La CGT insiste sur la responsabilité du groupe dans la détérioration de l'emploi : « L'Oréal, c'est Chiminter devenu Eurofab avec 200 postes supprimés ; c'est aussi Synthélabo qui transfère des productions sur d'autres sites en France ; c'est encore un groupe qui délocalise à l’étranger et s’appète à réduire ses effectifs, notamment à Tours-Nord... »
Pour un contrôle des fonds
Dans ces conditions, le syndicat « condamne ce gaspillage alors que l'argent fait cruellement défaut par ailleurs, en particulier dans le domaine de la santé ». Et de conclure : « Il est urgent d'empêcher que les élus puissent financer n'importe quoi... »

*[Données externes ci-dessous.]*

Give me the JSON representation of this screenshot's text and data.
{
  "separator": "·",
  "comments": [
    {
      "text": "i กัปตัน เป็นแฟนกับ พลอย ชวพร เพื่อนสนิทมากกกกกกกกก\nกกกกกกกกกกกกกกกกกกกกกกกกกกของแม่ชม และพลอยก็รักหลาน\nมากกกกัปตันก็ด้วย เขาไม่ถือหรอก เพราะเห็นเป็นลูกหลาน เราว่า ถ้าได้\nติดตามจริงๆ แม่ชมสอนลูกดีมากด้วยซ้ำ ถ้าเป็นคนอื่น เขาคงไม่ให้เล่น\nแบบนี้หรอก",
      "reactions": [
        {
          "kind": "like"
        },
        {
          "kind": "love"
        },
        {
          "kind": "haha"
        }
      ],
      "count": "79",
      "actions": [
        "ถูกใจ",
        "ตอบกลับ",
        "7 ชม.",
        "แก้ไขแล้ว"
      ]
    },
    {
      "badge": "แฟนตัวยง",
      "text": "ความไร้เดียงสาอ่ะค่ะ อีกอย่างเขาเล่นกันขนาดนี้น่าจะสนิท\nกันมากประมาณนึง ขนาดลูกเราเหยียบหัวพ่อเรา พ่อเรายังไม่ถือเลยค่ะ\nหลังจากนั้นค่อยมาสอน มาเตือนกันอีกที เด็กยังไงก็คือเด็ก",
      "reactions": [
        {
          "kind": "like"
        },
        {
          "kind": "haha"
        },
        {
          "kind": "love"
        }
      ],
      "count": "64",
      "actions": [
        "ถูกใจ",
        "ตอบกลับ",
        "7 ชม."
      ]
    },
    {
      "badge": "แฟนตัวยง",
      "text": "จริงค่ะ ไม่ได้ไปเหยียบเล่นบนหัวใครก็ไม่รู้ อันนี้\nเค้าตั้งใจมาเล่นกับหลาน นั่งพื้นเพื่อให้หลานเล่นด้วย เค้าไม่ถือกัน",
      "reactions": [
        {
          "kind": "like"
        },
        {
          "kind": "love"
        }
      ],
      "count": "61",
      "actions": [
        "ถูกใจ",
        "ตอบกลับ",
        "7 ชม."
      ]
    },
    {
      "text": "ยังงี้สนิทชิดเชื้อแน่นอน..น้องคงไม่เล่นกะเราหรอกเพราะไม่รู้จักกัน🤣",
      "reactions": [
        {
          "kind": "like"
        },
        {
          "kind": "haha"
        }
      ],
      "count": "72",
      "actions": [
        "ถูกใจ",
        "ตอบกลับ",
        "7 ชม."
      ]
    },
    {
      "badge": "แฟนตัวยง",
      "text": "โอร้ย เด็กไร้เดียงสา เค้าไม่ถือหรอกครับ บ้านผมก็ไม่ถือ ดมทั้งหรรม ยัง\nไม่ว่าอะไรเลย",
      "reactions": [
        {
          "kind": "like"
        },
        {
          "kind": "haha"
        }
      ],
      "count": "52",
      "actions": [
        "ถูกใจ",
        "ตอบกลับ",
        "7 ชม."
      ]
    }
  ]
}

A son tour, l’Union départementale CGT enfonce le clou en énumérant ses diverses interventions pour un contrôle de l'utilisation des fonds alloués aux entreprises par le biais d'une commission départementale, laquelle « n'a rien à voir avec celle, mise en place au conseil régional, qui n'est chargée que d'une évaluation ». Et de citer l'attribution par le département de 41,8 millions de francs au bénéfice des entreprises en 1994 (subventions, exonérations, etc.), « alors même qu'il réduit des dépenses sociales de sa compétence dans les secteurs de l'enfance ou des personnes âgées ». Sans compter le financement par l'État, au moyen du FNE (Fonds national pour l'emploi), des « plans sociaux » qui organisent les suppressions d'emplois.
« A Notre-Dame-d’Oé, conclut l’UD-CGT, on a fait appel aux contribuables pour 350.000 F. Avec les sommes versées par le département et la Région, ils sont sollicités trois fois : c'est la ponction publique ! Une telle opération pour la création de deux emplois de haut niveau qui peuvent se révéler précaires... »
Le « rapport qualité-prix » peut sembler bien maigre, en effet. Reste que, pour communes désireuses d'attirer les entreprises sur leur territoire, la pratique des exonérations de taxe professionnelle est devenue... monnaie courante.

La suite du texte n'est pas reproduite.